Kana menggelengkan kepalanya. "Tidak. Aku tidak pernah menonton film sejenis itu."

"Kalau kau tidak tahu, aku jadi tidak bisa bercerita."

"Aku jarang menonton film begitu. Kebanyakan drama romantis yang kutonton. Hihihi!" Kana terkikik dengan mata menyipit.

Neil mencubit lagi pipi Kana dengan gemas. Rasanya ia lebih baik menghabiskan waktu dengan gadis ini daripada kembali ke tempat kerja. Dunianya telah diserap oleh sosok mungil nan polos bak bayi yang baru saja dilahirkan.

"Kana," panggil Neil dengan tatapan intens. Kana meneguk saliva. Menurutnya tatapan itu mengisyaratkan yang tidak baik dan terkesan aneh. Wajahnya mendadak kaku dan tampak gugup karena salah tingkah. 
Tiba-tiba saja gelak tawa terdengar di telinganya.

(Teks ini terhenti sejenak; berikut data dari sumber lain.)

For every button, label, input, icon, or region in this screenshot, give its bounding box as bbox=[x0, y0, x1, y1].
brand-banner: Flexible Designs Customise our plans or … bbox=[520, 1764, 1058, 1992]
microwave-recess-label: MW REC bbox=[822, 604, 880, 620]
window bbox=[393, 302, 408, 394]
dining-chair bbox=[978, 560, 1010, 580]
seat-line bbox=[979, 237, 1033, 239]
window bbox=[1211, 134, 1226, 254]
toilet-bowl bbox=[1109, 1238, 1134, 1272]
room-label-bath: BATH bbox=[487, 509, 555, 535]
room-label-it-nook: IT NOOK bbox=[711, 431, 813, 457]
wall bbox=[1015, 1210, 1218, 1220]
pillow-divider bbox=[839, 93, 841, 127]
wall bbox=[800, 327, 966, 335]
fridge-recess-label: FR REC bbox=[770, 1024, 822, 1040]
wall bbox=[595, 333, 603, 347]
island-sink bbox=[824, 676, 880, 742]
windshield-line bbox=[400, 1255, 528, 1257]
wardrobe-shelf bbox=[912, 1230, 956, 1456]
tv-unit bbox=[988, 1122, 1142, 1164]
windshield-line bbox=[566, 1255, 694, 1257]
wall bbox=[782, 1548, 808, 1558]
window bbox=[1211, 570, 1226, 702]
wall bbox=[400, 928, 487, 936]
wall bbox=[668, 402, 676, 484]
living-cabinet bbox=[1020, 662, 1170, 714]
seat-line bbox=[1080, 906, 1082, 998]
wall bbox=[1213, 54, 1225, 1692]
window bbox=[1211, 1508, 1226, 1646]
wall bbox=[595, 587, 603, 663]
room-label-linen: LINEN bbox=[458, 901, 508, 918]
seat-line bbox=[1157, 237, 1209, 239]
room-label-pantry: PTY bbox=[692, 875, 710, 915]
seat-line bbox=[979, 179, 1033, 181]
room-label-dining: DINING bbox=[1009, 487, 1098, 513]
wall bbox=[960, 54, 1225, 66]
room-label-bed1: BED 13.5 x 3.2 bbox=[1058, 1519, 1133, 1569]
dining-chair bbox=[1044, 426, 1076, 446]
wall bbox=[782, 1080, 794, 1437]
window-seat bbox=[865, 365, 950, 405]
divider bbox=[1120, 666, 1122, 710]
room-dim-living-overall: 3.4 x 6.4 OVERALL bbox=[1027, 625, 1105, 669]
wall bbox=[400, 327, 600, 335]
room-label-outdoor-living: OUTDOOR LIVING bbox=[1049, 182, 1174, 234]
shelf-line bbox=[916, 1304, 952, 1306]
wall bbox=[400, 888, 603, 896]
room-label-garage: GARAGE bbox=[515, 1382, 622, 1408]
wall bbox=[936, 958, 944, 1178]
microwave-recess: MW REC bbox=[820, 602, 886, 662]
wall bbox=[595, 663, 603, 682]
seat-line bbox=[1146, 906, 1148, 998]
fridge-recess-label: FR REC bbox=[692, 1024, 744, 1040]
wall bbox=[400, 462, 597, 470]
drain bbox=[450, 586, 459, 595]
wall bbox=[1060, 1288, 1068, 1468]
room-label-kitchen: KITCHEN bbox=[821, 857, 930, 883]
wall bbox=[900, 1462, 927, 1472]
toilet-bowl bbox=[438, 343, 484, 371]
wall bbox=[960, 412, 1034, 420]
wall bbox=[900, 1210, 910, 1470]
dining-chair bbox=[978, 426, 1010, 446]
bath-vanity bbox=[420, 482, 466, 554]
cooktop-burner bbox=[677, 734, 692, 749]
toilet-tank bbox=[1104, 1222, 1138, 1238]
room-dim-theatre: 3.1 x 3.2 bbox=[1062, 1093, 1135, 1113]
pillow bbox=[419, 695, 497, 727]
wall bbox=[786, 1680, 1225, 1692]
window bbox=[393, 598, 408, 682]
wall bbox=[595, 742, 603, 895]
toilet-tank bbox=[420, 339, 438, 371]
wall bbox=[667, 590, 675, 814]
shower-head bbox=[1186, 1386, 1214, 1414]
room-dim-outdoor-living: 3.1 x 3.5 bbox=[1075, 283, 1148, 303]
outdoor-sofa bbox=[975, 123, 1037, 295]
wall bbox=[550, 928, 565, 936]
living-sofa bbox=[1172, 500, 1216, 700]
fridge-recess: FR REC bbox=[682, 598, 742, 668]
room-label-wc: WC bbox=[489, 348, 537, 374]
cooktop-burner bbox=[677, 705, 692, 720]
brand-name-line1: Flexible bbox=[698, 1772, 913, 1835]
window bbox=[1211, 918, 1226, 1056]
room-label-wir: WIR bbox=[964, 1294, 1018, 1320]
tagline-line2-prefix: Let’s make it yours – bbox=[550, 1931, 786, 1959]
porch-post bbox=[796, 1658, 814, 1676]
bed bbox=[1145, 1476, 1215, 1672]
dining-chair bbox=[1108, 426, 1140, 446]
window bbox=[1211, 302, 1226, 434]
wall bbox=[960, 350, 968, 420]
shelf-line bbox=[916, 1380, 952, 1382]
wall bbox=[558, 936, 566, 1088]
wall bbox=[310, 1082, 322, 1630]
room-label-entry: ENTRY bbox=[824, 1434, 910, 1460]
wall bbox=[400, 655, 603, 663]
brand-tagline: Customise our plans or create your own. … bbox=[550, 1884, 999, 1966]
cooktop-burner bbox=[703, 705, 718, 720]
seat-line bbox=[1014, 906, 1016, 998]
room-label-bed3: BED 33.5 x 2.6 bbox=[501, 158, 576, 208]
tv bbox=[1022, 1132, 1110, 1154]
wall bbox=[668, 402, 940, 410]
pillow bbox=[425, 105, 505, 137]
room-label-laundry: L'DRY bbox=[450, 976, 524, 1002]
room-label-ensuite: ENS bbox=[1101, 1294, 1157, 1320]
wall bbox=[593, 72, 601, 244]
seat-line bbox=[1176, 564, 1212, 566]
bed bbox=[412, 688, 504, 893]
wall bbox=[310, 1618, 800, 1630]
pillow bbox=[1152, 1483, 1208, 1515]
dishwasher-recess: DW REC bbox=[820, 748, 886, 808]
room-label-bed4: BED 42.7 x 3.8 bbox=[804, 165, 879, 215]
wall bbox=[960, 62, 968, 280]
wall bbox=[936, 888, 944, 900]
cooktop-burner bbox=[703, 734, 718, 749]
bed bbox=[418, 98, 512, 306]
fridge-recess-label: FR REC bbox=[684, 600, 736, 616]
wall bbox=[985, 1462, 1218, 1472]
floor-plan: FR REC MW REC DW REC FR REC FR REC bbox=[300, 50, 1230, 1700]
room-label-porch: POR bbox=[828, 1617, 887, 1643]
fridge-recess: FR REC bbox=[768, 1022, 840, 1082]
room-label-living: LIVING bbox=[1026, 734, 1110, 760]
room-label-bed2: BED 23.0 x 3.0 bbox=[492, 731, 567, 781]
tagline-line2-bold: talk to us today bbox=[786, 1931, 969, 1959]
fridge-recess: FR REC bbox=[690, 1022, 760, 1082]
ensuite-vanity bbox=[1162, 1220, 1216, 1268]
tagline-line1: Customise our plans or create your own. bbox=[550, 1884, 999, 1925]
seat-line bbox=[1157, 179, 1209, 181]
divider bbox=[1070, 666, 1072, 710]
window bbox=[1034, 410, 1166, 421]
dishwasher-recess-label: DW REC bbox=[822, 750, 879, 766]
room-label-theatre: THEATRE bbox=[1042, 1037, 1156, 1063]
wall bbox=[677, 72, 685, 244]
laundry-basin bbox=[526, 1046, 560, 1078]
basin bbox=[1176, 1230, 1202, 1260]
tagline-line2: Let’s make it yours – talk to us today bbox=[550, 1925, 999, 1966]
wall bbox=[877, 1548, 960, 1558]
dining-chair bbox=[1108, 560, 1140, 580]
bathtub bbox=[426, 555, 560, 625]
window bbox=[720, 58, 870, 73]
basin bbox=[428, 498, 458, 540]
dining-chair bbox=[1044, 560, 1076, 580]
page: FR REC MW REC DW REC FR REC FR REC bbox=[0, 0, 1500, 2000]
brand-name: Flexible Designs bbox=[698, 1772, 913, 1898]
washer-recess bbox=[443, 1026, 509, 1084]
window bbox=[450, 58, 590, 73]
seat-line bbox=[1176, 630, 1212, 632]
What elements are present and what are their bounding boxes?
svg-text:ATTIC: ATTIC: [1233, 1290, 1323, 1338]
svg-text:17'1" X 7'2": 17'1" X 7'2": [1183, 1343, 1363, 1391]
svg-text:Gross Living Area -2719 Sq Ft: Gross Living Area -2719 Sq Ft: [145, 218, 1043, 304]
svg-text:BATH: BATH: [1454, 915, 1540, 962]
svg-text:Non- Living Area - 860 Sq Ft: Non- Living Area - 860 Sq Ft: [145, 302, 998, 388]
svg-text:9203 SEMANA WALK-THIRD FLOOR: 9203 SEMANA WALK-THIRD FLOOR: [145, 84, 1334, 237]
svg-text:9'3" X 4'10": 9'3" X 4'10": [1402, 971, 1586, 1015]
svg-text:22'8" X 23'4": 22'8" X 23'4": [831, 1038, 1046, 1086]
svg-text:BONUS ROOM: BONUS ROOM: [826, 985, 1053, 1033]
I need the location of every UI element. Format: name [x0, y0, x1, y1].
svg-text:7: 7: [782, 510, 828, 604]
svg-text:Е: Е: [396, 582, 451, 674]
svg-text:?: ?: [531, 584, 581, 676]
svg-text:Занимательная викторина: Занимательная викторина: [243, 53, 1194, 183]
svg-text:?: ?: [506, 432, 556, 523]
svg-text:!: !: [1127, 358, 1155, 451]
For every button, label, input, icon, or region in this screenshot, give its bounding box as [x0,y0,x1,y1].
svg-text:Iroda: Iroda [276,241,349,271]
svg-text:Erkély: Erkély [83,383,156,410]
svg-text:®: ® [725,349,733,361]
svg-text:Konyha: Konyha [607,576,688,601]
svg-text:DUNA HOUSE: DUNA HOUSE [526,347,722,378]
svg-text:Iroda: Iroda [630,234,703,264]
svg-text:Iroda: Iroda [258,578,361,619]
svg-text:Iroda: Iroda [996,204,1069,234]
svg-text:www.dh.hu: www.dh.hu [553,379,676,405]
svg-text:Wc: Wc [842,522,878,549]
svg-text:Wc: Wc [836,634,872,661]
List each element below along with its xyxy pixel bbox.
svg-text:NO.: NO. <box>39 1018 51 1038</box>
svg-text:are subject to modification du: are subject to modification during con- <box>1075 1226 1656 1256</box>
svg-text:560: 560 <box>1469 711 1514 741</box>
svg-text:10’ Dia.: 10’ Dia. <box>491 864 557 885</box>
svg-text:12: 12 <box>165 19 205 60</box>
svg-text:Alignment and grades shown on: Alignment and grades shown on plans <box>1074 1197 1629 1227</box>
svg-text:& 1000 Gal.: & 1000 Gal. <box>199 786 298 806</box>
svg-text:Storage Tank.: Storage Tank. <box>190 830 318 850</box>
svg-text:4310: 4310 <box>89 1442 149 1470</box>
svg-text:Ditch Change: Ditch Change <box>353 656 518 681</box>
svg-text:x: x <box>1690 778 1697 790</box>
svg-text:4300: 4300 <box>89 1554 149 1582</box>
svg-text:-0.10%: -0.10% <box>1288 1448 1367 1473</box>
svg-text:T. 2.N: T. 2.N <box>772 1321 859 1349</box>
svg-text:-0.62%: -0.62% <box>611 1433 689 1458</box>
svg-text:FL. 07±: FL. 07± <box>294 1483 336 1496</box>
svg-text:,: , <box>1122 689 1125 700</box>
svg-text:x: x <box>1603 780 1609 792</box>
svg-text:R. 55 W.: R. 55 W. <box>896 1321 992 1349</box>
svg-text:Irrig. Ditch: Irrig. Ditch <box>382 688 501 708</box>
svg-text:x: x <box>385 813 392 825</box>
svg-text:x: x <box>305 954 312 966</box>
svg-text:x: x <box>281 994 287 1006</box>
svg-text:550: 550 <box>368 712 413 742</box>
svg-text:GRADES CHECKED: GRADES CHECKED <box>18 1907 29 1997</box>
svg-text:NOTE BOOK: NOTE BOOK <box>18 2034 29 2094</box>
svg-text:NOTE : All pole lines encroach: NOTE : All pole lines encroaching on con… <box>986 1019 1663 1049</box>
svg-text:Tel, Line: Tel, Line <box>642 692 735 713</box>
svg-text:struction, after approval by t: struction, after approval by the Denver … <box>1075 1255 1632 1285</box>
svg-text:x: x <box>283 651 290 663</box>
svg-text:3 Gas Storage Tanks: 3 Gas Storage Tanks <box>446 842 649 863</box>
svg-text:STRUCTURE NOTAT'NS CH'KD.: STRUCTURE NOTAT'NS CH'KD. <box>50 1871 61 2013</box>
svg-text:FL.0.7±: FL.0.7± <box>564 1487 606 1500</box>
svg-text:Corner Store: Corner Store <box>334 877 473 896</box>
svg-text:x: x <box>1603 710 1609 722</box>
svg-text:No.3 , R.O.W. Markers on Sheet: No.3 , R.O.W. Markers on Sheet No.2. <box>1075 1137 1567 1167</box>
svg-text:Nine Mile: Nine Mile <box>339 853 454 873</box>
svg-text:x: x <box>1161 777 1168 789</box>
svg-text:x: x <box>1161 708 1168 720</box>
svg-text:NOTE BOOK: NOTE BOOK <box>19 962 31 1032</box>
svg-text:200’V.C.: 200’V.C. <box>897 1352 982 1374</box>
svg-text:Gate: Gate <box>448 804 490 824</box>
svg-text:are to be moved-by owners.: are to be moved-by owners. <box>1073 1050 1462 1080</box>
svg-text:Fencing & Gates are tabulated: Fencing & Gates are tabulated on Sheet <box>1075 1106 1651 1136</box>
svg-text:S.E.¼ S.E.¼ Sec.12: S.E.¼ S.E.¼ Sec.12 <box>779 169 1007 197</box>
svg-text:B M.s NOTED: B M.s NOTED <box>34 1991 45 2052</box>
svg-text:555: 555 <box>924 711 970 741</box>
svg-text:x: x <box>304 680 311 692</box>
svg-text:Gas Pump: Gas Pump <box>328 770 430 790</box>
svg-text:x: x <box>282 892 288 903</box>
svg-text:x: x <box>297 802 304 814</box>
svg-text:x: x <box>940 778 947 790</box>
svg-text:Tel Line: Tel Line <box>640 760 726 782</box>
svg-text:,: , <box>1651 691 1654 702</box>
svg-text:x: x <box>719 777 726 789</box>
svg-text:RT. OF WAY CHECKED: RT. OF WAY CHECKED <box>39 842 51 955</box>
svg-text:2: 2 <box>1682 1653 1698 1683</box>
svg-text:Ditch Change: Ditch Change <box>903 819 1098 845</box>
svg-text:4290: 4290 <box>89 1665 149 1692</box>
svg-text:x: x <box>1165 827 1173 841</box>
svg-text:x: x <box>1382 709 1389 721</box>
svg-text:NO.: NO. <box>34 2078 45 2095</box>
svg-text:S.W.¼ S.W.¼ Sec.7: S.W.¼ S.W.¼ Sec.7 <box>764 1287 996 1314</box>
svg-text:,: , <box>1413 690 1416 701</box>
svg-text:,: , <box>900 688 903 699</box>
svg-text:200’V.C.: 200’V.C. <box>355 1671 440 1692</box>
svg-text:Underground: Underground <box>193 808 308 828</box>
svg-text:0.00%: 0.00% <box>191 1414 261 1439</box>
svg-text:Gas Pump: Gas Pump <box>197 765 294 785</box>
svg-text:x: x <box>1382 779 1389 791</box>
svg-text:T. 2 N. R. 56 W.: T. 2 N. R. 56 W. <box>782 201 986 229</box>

"Hahahaha!" Neil tertawa terbahak-bahak.

Kana bingung, masih belum mengerti kenapa Neil tertawa.

"Ada yang lucu?" tanyanya dengan ekspresi bodoh.

"Kau yang lucu! Ekspresimu lucu tadi! Hahahahaha!" Neil memegang perutnya dan merangkul Kana tanpa sadar.

"Sebenarnya aku ingin mengatakan," Neil menggantung ucapannya yang membuat Kana tampak lebih bodoh dengan wajah polosnya.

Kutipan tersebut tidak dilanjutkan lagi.